Monster dookies from quarantined, binge-eating locals put massive strain on New Orleans pipes

Monster loads from overeating quarantined citizens put massive strain on New Orleans pipes - New Orleans news - Neutral Ground News

Area plumbers are busting their butts as they take an explosive load of service calls from homeowners, renters, and apartment dwellers during the coronavirus pandemic.

Quarantined, binge-eating locals taking advantage of drive-thrus, deliveries, takeouts, and curbside pickups are contributing to massive dumpage levels that threaten to completely blowout old, delicate New Orleans pipes, according to sources on the frontlines of near-disaster. An additional complication is what people apparently are using to complete those bowel movements.

Plumbers report fixing toilets clogged with pages and pages of newspapers because residents are saving now rare store-bought toilet paper which has become a new form of currency.

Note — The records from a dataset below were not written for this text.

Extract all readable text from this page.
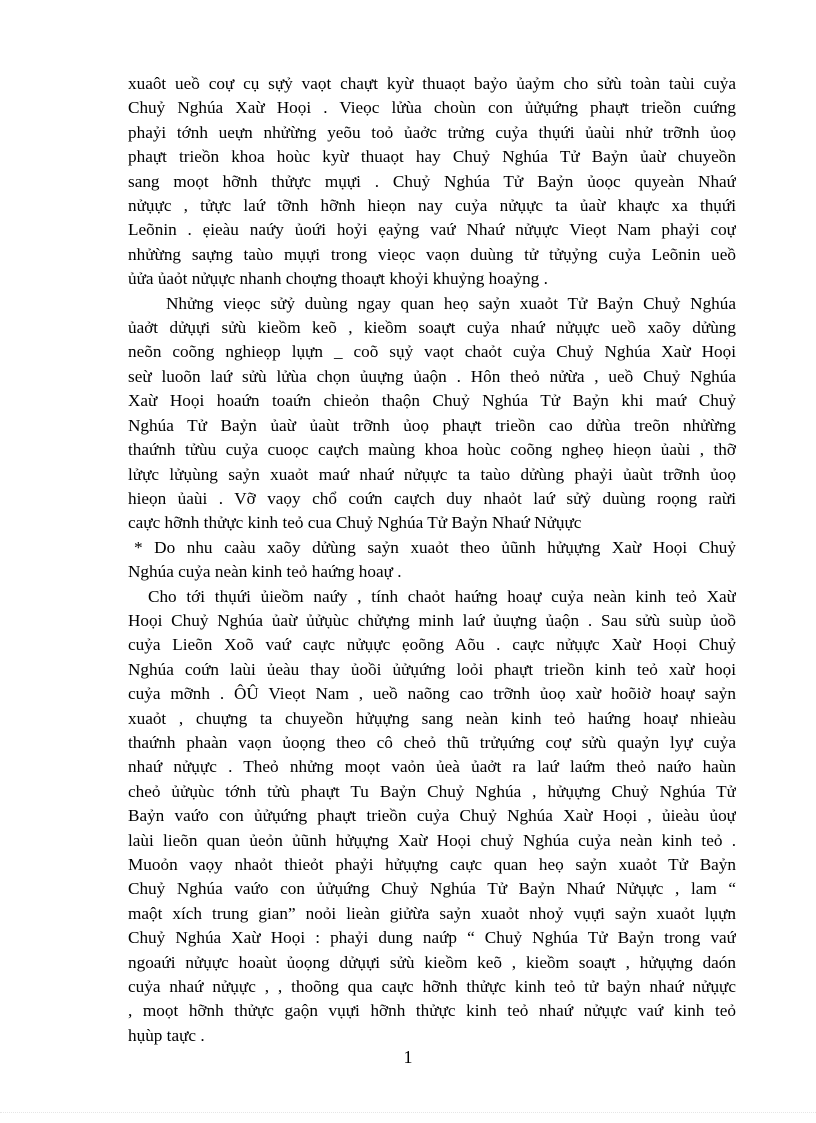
xuaôt ueồ coự cụ sựỷ vaọt chaựt kyừ thuaọt baỷo ủaỷm cho sửù toàn taùi cuỷa
Chuỷ Nghúa Xaừ Hoọi . Vieọc lửùa choùn con ủửụứng phaựt trieồn cuứng
phaỷi tớnh ueựn nhửừng yeõu toỏ ủaởc trửng cuỷa thụứi ủaùi nhử trỡnh ủoọ
phaựt trieồn khoa hoùc kyừ thuaọt hay Chuỷ Nghúa Tử Baỷn ủaừ chuyeồn
sang moọt hỡnh thửực mụựi . Chuỷ Nghúa Tử Baỷn ủoọc quyeàn Nhaứ
nửụực , tửực laứ tỡnh hỡnh hieọn nay cuỷa nửụực ta ủaừ khaực xa thụứi
Leõnin . ẹieàu naứy ủoứi hoỷi ẹaỷng vaứ Nhaứ nửụực Vieọt Nam phaỷi coự
nhửừng saựng taùo mụựi trong vieọc vaọn duùng tử tửụỷng cuỷa Leõnin ueồ
ủửa ủaỏt nửụực nhanh choựng thoaựt khoỷi khuỷng hoaỷng .
Nhửng vieọc sửỷ duùng ngay quan heọ saỷn xuaỏt Tử Baỷn Chuỷ Nghúa
ủaởt dửụựi sửù kieồm keõ , kieồm soaựt cuỷa nhaứ nửụực ueồ xaõy dửùng
neõn coõng nghieọp lụựn _ coõ sụỷ vaọt chaỏt cuỷa Chuỷ Nghúa Xaừ Hoọi
seừ luoõn laứ sửù lửùa chọn ủuựng ủaộn . Hôn theỏ nửừa , ueồ Chuỷ Nghúa
Xaừ Hoọi hoaứn toaứn chieỏn thaộn Chuỷ Nghúa Tử Baỷn khi maứ Chuỷ
Nghúa Tử Baỷn ủaừ ủaùt trỡnh ủoọ phaựt trieồn cao dửùa treõn nhửừng
thaứnh tửùu cuỷa cuoọc caựch maùng khoa hoùc coõng ngheọ hieọn ủaùi , thỡ
lửực lửụùng saỷn xuaỏt maứ nhaứ nửụực ta taùo dửùng phaỷi ủaùt trỡnh ủoọ
hieọn ủaùi . Vỡ vaọy chổ coứn caựch duy nhaỏt laứ sửỷ duùng roọng raừi
caực hỡnh thửực kinh teỏ cua Chuỷ Nghúa Tử Baỷn Nhaứ Nửụực
* Do nhu caàu xaõy dửùng saỷn xuaỏt theo ủũnh hửụựng Xaừ Hoọi Chuỷ
Nghúa cuỷa neàn kinh teỏ haứng hoaự .
Cho tới thụứi ủieồm naứy , tính chaỏt haứng hoaự cuỷa neàn kinh teỏ Xaừ
Hoọi Chuỷ Nghúa ủaừ ủửụùc chửựng minh laứ ủuựng ủaộn . Sau sửù suùp ủoồ
cuỷa Lieõn Xoõ vaứ caực nửụực ẹoõng Aõu . caực nửụực Xaừ Hoọi Chuỷ
Nghúa coứn laùi ủeàu thay ủoồi ủửụứng loỏi phaựt trieồn kinh teỏ xaừ hoọi
cuỷa mỡnh . ÔÛ Vieọt Nam , ueồ naõng cao trỡnh ủoọ xaừ hoõiờ hoaự saỷn
xuaỏt , chuựng ta chuyeồn hửụựng sang neàn kinh teỏ haứng hoaự nhieàu
thaứnh phaàn vaọn ủoọng theo cô cheỏ thũ trửụứng coự sửù quaỷn lyự cuỷa
nhaứ nửụực . Theỏ nhửng moọt vaỏn ủeà ủaởt ra laứ laứm theỏ naứo haùn
cheỏ ủửụùc tớnh tửù phaựt Tu Baỷn Chuỷ Nghúa , hửụựng Chuỷ Nghúa Tử
Baỷn vaứo con ủửụứng phaựt trieồn cuỷa Chuỷ Nghúa Xaừ Hoọi , ủieàu ủoự
laùi lieõn quan ủeỏn ủũnh hửụựng Xaừ Hoọi chuỷ Nghúa cuỷa neàn kinh teỏ .
Muoỏn vaọy nhaỏt thieỏt phaỷi hửụựng caực quan heọ saỷn xuaỏt Tử Baỷn
Chuỷ Nghúa vaứo con ủửụứng Chuỷ Nghúa Tử Baỷn Nhaứ Nửụực , lam “
maột xích trung gian” noỏi lieàn giửừa saỷn xuaỏt nhoỷ vụựi saỷn xuaỏt lụựn
Chuỷ Nghúa Xaừ Hoọi : phaỷi dung naứp “ Chuỷ Nghúa Tử Baỷn trong vaứ
ngoaứi nửụực hoaùt ủoọng dửụựi sửù kieồm keõ , kieồm soaựt , hửụựng daón
cuỷa nhaứ nửụực , , thoõng qua caực hỡnh thửực kinh teỏ tử baỷn nhaứ nửụực
, moọt hỡnh thửực gaộn vụựi hỡnh thửực kinh teỏ nhaứ nửụực vaứ kinh teỏ
hụùp taực .
1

“We’re seeing folks trying to flush entire editions of The Times-Picayune New Orleans Advocate Gambit Democrat States and Daily City Item,” said Sonny “Crack” Chenevert of Clean Yo Drain, who admitted he himself is guilty of the practice at times. “Look, I don’t blame ’em so I can’t judge ’em, I can only help fix the aftermath. It’s all a little chaotic, but in the end, I love this shit, literally, because that means we’re making triple time and a half responding to customers.”

Another issue, Chenevert said, is people stuck in quarantine are becoming constipated from overeating, especially restaurant food like red lazy gravy lasagna, double Black Angus cheeseburgers doused with spicy shame, lemon-grass and nap-time scented vermicelli, donkey doodle cholesterol booster cookies, 100% saturated fat chocolate chip and hello-elastic-waistbands brookies, surf-and-turf-and-no-more-self-worth po-boys, sloth smothered mudbugs, and creamy red beans and rice with hot sausage topped off with a loaf of buttered bread and greasy dignity. Though, the amount of alcohol people are consuming during quarantine seems to be helping to loosen things up and alleviate one of the problems.

“If you’re going to eat a lot, drink a lot. Your plumbing will thank you. Your plumber? Probably not so much. But we’re at least getting paid well.”

Ed and Elaine Schechter of Elmwood are longtime newspaper readers and wipers going back to the days of The States-Item. The husband and wife who fancy themselves as highly experienced professionals offered advice to all the amateurs who just started up during the pandemic.

“Read and wipe,” Ed noted. “Never wipe and read. Ever.”

New Orleans pipes, which are said to be older than the city itself, are extremely delicate and require endless care provided by an army of plumbers like Chenevert.

“It may not be glamorous but it’s what nature called me to do just like my daddy, my daddy’s daddy, and my daddy’s daddy’s mama, she was a tough ol’ broad, and I’m happy to do it.”